ENX-104
ENX-104, also known as deuterated nemonapride enantiomer, is a selective dopamine D2 and D3 receptor antagonist which is under development for the treatment of major depressive disorder. It is specifically under development for the treatment of major depressive disorder characterized by anhedonia. The drug is being developed for use at low doses to preferentially block presynaptic dopamine D2 and D3 autoreceptors and hence to enhance rather than inhibit dopaminergic neurotransmission. It is taken by mouth.
Pharmacology
Pharmacodynamics
ENX-104 is intended for use at low doses to produce preferential presynaptic dopamine D2 and D3 autoreceptor antagonism and consequent enhancement of dopaminergic neurotransmission. The target occupancy of the dopamine D2 and D3 receptors is approximately 40 to 70%. For comparison, dopamine D2 receptor occupancy of 65 to 80% is associated with antipsychotic-like effects and hence with substantial postsynaptic dopamine D2 receptor antagonism in animals. ENX-104 has been found to increase dopamine and serotonin levels in the nucleus accumbens and prefrontal cortex. It was also found to augment amphetamine-induced dopamine release. In accordance with these findings, the drug was found to produce anti-anhedonia-like effects, specifically increased reward responsiveness, in animals. Low doses of amisulpride likewise showed anti-anhedonia-like effects.ENX-104 is not expected to induce motor side effects like extrapyramidal symptoms or catalepsy at the low doses employed, as these effects require higher occupancy of the D2 receptor.

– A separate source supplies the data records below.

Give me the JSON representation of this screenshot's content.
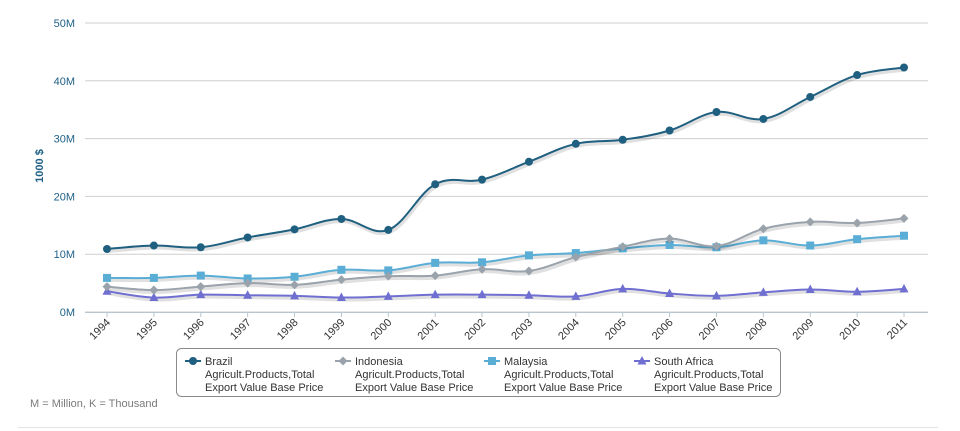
{
  "chart_data": {
    "type": "line",
    "ylabel": "1000 $",
    "xlabel": "",
    "ylim": [
      0,
      50000000
    ],
    "yticks": [
      {
        "value": 0,
        "label": "0M"
      },
      {
        "value": 10000000,
        "label": "10M"
      },
      {
        "value": 20000000,
        "label": "20M"
      },
      {
        "value": 30000000,
        "label": "30M"
      },
      {
        "value": 40000000,
        "label": "40M"
      },
      {
        "value": 50000000,
        "label": "50M"
      }
    ],
    "categories": [
      "1994",
      "1995",
      "1996",
      "1997",
      "1998",
      "1999",
      "2000",
      "2001",
      "2002",
      "2003",
      "2004",
      "2005",
      "2006",
      "2007",
      "2008",
      "2009",
      "2010",
      "2011"
    ],
    "grid": true,
    "legend_position": "bottom",
    "series": [
      {
        "name": "Brazil",
        "legend_lines": [
          "Brazil",
          "Agricult.Products,Total",
          "Export Value Base Price"
        ],
        "color": "#1f5f80",
        "marker": "circle",
        "values": [
          10900000,
          11500000,
          11200000,
          12900000,
          14300000,
          16100000,
          14200000,
          22100000,
          22900000,
          26000000,
          29100000,
          29800000,
          31400000,
          34600000,
          33400000,
          37200000,
          41000000,
          42300000
        ]
      },
      {
        "name": "Indonesia",
        "legend_lines": [
          "Indonesia",
          "Agricult.Products,Total",
          "Export Value Base Price"
        ],
        "color": "#9aa3ab",
        "marker": "diamond",
        "values": [
          4400000,
          3800000,
          4400000,
          5000000,
          4700000,
          5600000,
          6200000,
          6300000,
          7400000,
          7100000,
          9500000,
          11300000,
          12700000,
          11400000,
          14400000,
          15600000,
          15400000,
          16200000
        ]
      },
      {
        "name": "Malaysia",
        "legend_lines": [
          "Malaysia",
          "Agricult.Products,Total",
          "Export Value Base Price"
        ],
        "color": "#5aaed6",
        "marker": "square",
        "values": [
          5900000,
          5900000,
          6300000,
          5800000,
          6100000,
          7300000,
          7200000,
          8500000,
          8600000,
          9800000,
          10200000,
          11000000,
          11600000,
          11200000,
          12400000,
          11500000,
          12600000,
          13200000
        ]
      },
      {
        "name": "South Africa",
        "legend_lines": [
          "South Africa",
          "Agricult.Products,Total",
          "Export Value Base Price"
        ],
        "color": "#6f6fd1",
        "marker": "triangle",
        "values": [
          3600000,
          2500000,
          3000000,
          2900000,
          2800000,
          2500000,
          2700000,
          3000000,
          3000000,
          2900000,
          2700000,
          4000000,
          3200000,
          2800000,
          3400000,
          3900000,
          3500000,
          4000000
        ]
      }
    ]
  },
  "footnote": "M = Million, K = Thousand"
}
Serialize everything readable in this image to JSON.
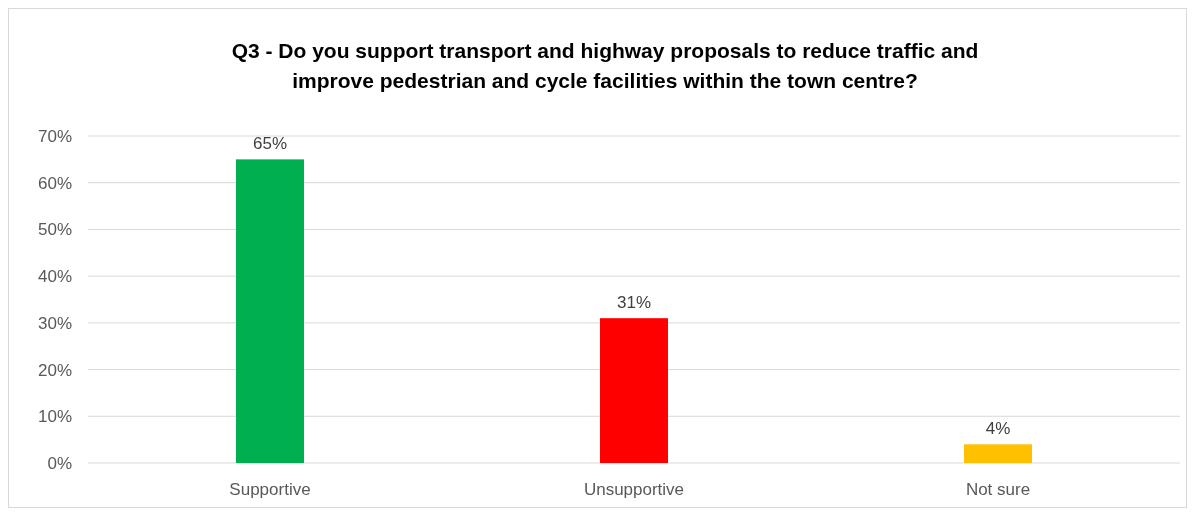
{
  "chart_data": {
    "type": "bar",
    "title": "Q3 - Do you support transport and highway proposals to reduce traffic and\nimprove pedestrian and cycle facilities within the town centre?",
    "categories": [
      "Supportive",
      "Unsupportive",
      "Not sure"
    ],
    "values": [
      65,
      31,
      4
    ],
    "colors": [
      "#00b050",
      "#ff0000",
      "#ffc000"
    ],
    "value_labels": [
      "65%",
      "31%",
      "4%"
    ],
    "ylim": [
      0,
      70
    ],
    "yticks": [
      {
        "value": 0,
        "label": "0%"
      },
      {
        "value": 10,
        "label": "10%"
      },
      {
        "value": 20,
        "label": "20%"
      },
      {
        "value": 30,
        "label": "30%"
      },
      {
        "value": 40,
        "label": "40%"
      },
      {
        "value": 50,
        "label": "50%"
      },
      {
        "value": 60,
        "label": "60%"
      },
      {
        "value": 70,
        "label": "70%"
      }
    ],
    "grid": "y"
  }
}
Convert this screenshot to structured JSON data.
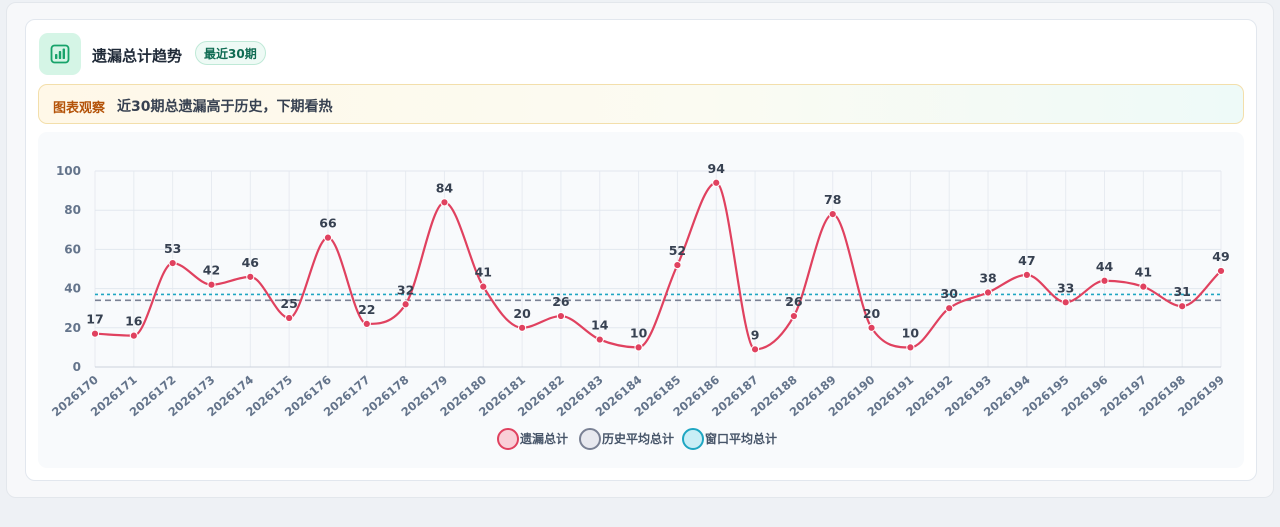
{
  "header": {
    "title": "遗漏总计趋势",
    "badge": "最近30期",
    "icon": "bar-chart-icon"
  },
  "notice": {
    "label": "图表观察",
    "text": "近30期总遗漏高于历史，下期看热"
  },
  "colors": {
    "series": "#e0415f",
    "series_fill": "#f9cfd7",
    "history_avg": "#7a8194",
    "history_fill": "#e8e9ef",
    "window_avg": "#1fa6c2",
    "window_fill": "#c9eef6",
    "accent": "#16a36a"
  },
  "chart_data": {
    "type": "line",
    "categories": [
      "2026170",
      "2026171",
      "2026172",
      "2026173",
      "2026174",
      "2026175",
      "2026176",
      "2026177",
      "2026178",
      "2026179",
      "2026180",
      "2026181",
      "2026182",
      "2026183",
      "2026184",
      "2026185",
      "2026186",
      "2026187",
      "2026188",
      "2026189",
      "2026190",
      "2026191",
      "2026192",
      "2026193",
      "2026194",
      "2026195",
      "2026196",
      "2026197",
      "2026198",
      "2026199"
    ],
    "series": [
      {
        "name": "遗漏总计",
        "values": [
          17,
          16,
          53,
          42,
          46,
          25,
          66,
          22,
          32,
          84,
          41,
          20,
          26,
          14,
          10,
          52,
          94,
          9,
          26,
          78,
          20,
          10,
          30,
          38,
          47,
          33,
          44,
          41,
          31,
          49
        ]
      },
      {
        "name": "历史平均总计",
        "values": [
          34,
          34,
          34,
          34,
          34,
          34,
          34,
          34,
          34,
          34,
          34,
          34,
          34,
          34,
          34,
          34,
          34,
          34,
          34,
          34,
          34,
          34,
          34,
          34,
          34,
          34,
          34,
          34,
          34,
          34
        ]
      },
      {
        "name": "窗口平均总计",
        "values": [
          37,
          37,
          37,
          37,
          37,
          37,
          37,
          37,
          37,
          37,
          37,
          37,
          37,
          37,
          37,
          37,
          37,
          37,
          37,
          37,
          37,
          37,
          37,
          37,
          37,
          37,
          37,
          37,
          37,
          37
        ]
      }
    ],
    "ylim": [
      0,
      100
    ],
    "yticks": [
      0,
      20,
      40,
      60,
      80,
      100
    ],
    "grid": true,
    "legend": "bottom-center"
  }
}
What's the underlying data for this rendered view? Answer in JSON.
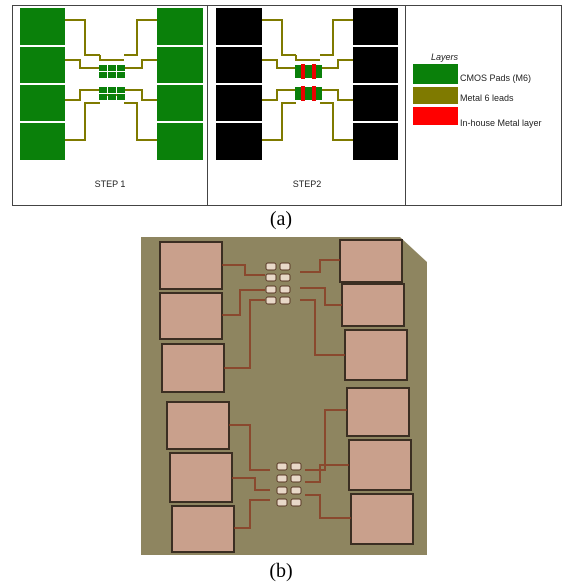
{
  "figure": {
    "panel_a": {
      "steps": [
        "STEP 1",
        "STEP2"
      ],
      "legend": {
        "title": "Layers",
        "items": [
          "CMOS Pads (M6)",
          "Metal 6 leads",
          "In-house Metal layer"
        ]
      },
      "caption": "(a)"
    },
    "panel_b": {
      "caption": "(b)"
    }
  }
}
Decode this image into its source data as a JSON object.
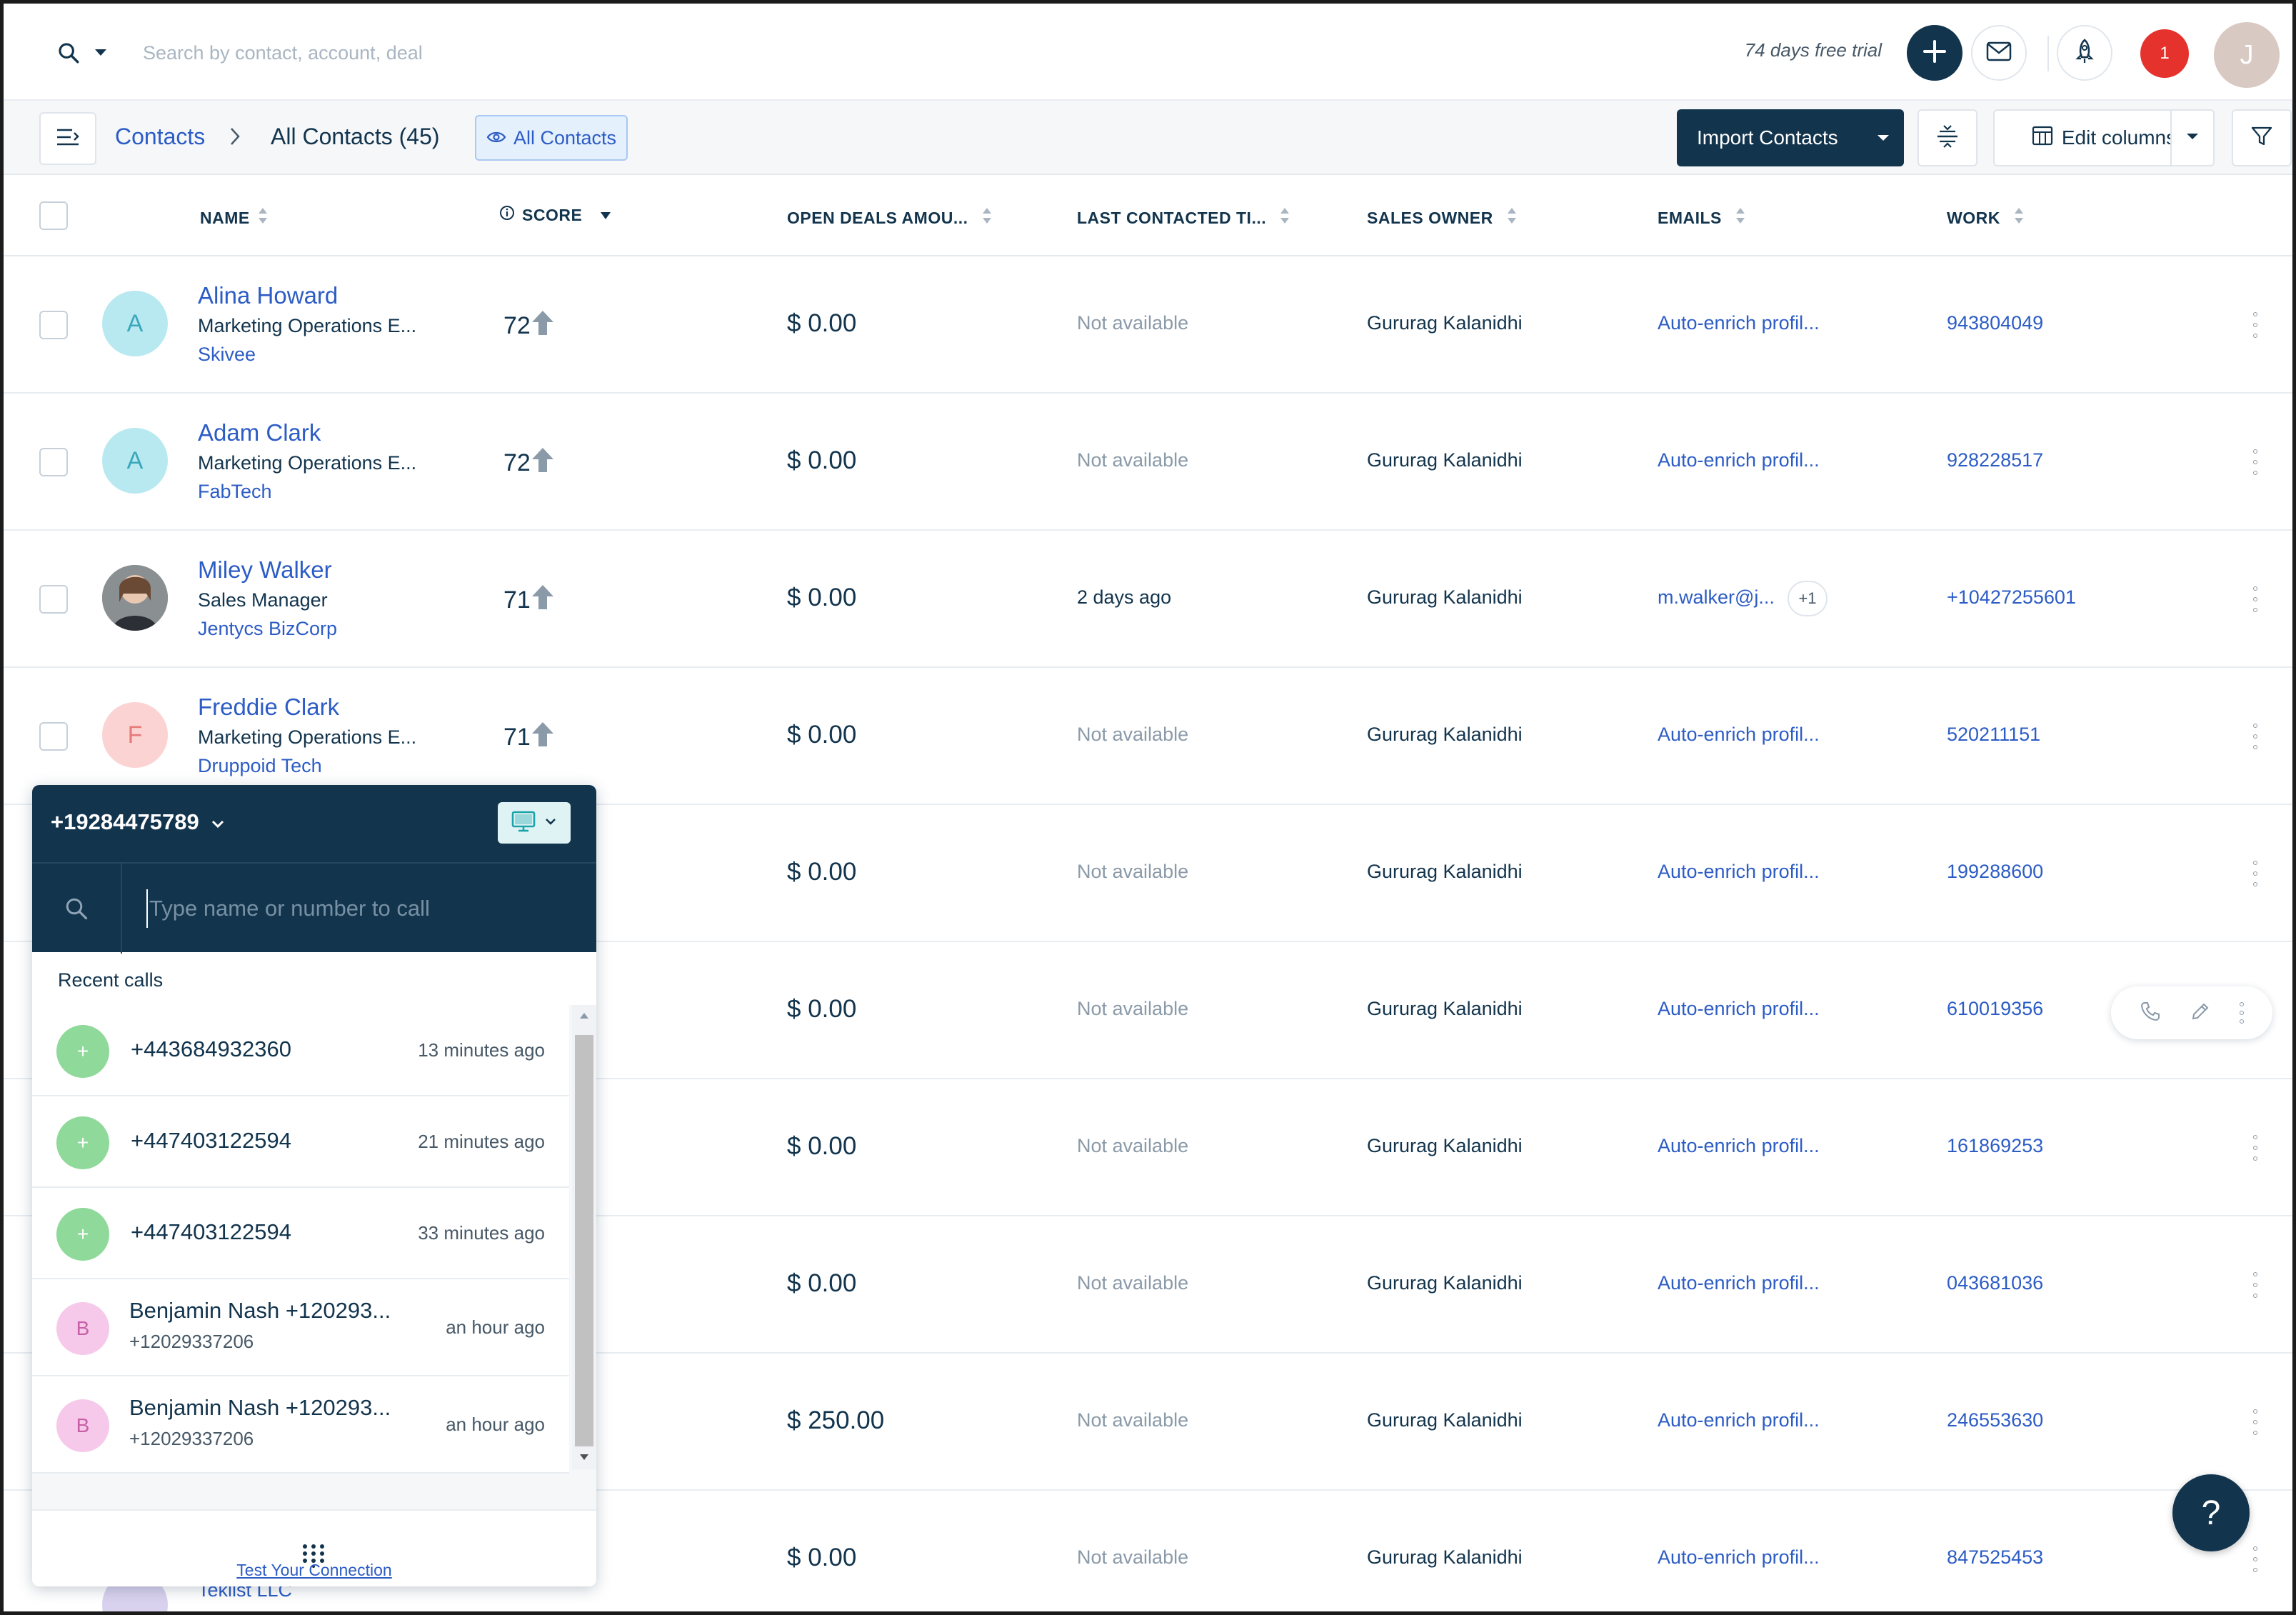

ENX-104 is highly potent as a dopamine receptor antagonist. Its affinities are 0.01nM for the dopamine D2L receptor, 0.1nM for the dopamine D2S receptor, 0.2nM for the dopamine D3 receptor, and 1.6nM for the dopamine D4 receptor. The drug is also a weak partial agonist or antagonist of the serotonin 5-HT2A receptor, with an of 14nM and an Emax of approximately 40%. Conversely, ENX-104 showed little or no functional activity at the serotonin 5-HT1A or 5-HT7 receptor.